🎯 Learning Objectives
- Calculate Central Tendency (Mean Center, Median Center) of a point distribution.
- Perform Kernel Density Estimation (KDE) to visualize "Hot Spots" of disease.
- Use Directional Distribution (Standard Deviational Ellipse) to see if the outbreak is trending in a specific direction.
- Prove causality using proximity analysis (Buffer).
📂 Scenario: The Blue Death
It is 1854. People in Soho, London are dying of Cholera. The prevailing theory is "Miasma" (bad air). Dr. John Snow believes it is the water.
You have two datasets: The locations of deaths, and the locations of water pumps. Your job is to statistically prove that the Broad Street Pump is the killer.
lab10_john_snow.zip
Contains: Cholera_Deaths.shp, Pumps.shp, Soho_Streets.shp
🛠️ Step-by-Step Instructions
Select your preferred GIS platform to view instructions:
Mean Center
1. Open Geoprocessing > Mean Center.
2. Input: Cholera_Deaths.
3. Weight Field: Count (if aggregated) or None (if individual points).
4. Run. Does the center land near a pump?
Kernel Density (Heat Map)
1. Search for Kernel Density (Spatial Analyst).
2. Input: Cholera_Deaths.
3. Search Radius: try 50 Meters (we are looking at a neighborhood scale).
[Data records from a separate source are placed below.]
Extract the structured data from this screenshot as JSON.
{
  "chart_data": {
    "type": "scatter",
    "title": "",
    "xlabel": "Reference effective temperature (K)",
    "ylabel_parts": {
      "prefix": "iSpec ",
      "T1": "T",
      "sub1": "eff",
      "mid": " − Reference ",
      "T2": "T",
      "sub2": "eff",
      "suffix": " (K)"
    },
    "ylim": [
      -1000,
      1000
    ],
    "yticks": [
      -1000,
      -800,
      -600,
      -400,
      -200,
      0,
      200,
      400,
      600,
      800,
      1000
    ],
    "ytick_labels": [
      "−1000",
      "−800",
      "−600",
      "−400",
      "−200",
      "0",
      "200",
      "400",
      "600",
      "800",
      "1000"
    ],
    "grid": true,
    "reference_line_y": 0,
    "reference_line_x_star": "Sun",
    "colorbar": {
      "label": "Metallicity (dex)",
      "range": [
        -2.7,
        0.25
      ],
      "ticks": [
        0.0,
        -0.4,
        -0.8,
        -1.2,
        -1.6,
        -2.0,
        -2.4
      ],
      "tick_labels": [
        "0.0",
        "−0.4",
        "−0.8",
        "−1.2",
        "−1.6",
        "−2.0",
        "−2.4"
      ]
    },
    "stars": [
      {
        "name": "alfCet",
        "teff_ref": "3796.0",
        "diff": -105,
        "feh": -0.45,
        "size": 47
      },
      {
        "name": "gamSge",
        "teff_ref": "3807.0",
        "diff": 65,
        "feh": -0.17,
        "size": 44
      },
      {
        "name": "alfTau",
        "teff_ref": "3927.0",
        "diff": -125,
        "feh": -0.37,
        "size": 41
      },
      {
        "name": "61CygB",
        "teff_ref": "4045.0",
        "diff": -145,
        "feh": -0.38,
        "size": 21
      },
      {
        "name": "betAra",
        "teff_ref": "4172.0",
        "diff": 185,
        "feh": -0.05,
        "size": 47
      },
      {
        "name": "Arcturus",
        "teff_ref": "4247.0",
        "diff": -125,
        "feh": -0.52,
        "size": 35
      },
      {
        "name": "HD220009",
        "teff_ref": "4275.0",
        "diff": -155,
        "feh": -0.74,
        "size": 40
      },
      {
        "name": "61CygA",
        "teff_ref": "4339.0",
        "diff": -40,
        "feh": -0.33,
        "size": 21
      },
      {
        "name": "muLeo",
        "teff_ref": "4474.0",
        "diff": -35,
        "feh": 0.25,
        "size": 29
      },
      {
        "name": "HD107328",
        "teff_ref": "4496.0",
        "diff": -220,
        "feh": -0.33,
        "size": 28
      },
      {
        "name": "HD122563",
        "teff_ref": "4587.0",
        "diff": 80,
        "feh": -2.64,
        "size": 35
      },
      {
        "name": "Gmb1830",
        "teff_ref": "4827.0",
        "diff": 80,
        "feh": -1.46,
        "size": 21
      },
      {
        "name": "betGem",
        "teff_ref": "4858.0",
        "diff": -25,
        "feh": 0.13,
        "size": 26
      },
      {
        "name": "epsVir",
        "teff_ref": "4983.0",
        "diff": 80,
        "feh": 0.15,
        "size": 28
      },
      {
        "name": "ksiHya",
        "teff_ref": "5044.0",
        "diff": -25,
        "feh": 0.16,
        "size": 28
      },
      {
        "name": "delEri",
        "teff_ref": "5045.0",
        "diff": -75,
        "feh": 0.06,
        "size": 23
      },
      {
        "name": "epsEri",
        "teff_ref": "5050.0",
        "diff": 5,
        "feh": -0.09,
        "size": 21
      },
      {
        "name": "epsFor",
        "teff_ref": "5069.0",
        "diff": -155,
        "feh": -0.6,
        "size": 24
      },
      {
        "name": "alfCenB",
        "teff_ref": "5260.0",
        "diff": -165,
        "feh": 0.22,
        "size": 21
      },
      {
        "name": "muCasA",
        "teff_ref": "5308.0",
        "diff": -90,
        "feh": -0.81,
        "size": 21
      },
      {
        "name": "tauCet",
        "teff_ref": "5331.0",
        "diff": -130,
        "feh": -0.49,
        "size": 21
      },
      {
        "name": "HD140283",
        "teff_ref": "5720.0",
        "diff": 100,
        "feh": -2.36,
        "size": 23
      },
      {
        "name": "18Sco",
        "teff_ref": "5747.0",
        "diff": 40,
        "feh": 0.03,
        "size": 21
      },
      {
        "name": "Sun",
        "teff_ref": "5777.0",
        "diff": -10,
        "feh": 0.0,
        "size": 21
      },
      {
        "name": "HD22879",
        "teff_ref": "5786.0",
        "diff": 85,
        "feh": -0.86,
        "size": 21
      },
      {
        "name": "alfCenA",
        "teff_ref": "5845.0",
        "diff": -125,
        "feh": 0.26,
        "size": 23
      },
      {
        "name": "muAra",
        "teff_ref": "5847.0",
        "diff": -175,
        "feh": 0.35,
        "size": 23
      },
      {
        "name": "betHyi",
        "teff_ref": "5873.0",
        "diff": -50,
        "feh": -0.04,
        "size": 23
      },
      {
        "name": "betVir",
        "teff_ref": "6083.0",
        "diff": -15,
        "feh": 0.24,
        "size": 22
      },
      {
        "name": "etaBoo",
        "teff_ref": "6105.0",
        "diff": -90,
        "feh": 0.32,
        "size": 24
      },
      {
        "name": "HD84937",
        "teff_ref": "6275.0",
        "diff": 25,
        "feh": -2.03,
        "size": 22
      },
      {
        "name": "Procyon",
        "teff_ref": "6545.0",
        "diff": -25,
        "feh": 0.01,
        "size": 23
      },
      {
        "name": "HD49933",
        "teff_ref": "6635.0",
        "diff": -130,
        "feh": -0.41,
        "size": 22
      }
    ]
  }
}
4. Run. Symbolize from Blue (Low) to Red (High).
Standard Deviational Ellipse
1. Search for Directional Distribution.
2. Input: Cholera_Deaths.
3. Size: 1 Standard Deviation.
4. Run. This shows the "core" area containing ~68% of deaths.
✅ Submission & Assessment
To complete this lab, you must submit:
- The Evidence Map: A layout showing the Heat Map, the Mean Center, and the labeled Broad Street Pump.
- The Verdict: A short paragraph explaining why the statistical evidence points to the pump (and not the air).
- Bonus: Identify the "Anomaly" - the brewery workers who didn't die. Why?